EP offers several advantages relative to other methods for determining the PSD. Since the mass can be measured with microgram accuracy, the measurement error in EP is much less than for techniques that require measuring a flow rate, pressure, volume, or heat input. Implementing EP does not require any specialized equipment or expertise. EP also has a relatively small laboratory footprint since the required equipment consists of the test cell, high resolution microbalance, environmental chamber, and an anti-vibration table. Since EP characterization is carried out at the ambient temperature and pressure, it does not alter the morphology of the membrane sample. EP also can be used to determine the PSD of fully hydrated viable biofilms that cannot be done via other PSD characterization methods. A particular advantage of EP is that it can be used to measure the effect of internal pore fouling on the PSD that cannot be done using any method that involves liquid displacement via an inert gas or immiscible liquid.
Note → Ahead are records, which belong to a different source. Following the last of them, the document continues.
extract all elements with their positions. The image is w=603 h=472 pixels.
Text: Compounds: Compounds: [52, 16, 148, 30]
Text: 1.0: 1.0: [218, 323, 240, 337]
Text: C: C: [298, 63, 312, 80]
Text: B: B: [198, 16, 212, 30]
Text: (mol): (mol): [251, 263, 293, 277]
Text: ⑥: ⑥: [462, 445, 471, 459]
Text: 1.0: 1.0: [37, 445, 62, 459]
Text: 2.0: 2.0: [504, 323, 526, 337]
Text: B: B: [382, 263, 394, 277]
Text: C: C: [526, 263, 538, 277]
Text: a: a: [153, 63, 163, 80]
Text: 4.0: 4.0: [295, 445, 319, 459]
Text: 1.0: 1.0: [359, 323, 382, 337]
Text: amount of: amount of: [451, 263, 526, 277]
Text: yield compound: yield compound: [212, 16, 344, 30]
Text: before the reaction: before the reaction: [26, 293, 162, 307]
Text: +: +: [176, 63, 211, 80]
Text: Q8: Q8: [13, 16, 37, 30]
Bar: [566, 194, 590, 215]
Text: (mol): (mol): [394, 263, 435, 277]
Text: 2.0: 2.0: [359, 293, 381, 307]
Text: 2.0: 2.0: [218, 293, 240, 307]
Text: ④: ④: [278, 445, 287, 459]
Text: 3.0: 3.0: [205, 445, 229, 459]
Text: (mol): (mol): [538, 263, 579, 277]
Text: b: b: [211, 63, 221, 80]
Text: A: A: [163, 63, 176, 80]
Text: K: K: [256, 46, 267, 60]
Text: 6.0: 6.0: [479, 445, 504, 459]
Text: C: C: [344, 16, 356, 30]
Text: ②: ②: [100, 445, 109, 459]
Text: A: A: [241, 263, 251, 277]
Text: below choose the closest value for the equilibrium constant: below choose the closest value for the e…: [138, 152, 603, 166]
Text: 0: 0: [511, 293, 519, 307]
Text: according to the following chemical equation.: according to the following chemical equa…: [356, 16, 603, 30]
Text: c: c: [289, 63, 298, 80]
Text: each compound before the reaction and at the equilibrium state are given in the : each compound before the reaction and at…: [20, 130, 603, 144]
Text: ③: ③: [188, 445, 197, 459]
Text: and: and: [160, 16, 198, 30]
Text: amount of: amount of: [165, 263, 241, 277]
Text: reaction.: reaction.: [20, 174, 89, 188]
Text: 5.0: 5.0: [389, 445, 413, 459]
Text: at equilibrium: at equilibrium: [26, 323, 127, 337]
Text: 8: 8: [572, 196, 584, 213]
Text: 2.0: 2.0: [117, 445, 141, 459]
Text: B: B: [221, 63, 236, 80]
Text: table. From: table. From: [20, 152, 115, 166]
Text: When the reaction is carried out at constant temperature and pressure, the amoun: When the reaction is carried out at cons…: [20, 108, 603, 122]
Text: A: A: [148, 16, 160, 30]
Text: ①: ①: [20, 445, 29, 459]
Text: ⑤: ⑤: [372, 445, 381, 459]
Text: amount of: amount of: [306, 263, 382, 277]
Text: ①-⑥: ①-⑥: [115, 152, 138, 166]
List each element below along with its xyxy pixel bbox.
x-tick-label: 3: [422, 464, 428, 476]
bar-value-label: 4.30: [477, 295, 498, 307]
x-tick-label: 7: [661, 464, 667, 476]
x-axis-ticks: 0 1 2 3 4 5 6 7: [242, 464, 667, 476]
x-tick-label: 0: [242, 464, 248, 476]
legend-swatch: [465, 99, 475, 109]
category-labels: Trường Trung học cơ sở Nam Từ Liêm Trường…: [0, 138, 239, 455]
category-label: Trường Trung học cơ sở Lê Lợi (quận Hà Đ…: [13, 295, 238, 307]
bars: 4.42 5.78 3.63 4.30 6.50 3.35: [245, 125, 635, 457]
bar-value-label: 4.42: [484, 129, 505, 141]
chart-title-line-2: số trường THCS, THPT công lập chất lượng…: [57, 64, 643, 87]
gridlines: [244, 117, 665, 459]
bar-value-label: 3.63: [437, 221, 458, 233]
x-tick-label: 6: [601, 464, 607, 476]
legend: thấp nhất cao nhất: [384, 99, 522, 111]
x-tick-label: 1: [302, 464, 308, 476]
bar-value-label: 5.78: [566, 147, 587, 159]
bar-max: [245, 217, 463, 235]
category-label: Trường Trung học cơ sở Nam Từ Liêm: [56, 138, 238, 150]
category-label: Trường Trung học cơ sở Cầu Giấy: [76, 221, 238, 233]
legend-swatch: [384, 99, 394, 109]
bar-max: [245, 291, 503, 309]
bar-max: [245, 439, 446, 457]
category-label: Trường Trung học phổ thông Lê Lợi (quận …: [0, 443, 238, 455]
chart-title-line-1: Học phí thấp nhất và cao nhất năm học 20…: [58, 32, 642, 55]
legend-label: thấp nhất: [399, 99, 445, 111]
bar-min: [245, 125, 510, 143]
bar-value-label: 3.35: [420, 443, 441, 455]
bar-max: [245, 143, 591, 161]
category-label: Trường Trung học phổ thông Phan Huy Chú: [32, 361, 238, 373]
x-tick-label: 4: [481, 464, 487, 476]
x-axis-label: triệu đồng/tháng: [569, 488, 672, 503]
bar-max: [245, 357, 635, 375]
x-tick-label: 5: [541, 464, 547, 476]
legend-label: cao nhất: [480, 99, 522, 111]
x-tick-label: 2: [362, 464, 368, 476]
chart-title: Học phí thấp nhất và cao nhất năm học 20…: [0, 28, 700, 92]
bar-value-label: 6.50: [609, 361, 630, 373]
This presentation will provide an overview of the EP characterization method and discuss recent advances in this technology. The latter include an improved EP test cell design, improving the resolution of EP, extending EP to larger pore sizes, accounting for the effect of the residual adsorbed layer on the pore walls, and adapting EP for characterizing the PSD on both the outer surface and lumen side of hollow fiber membranes.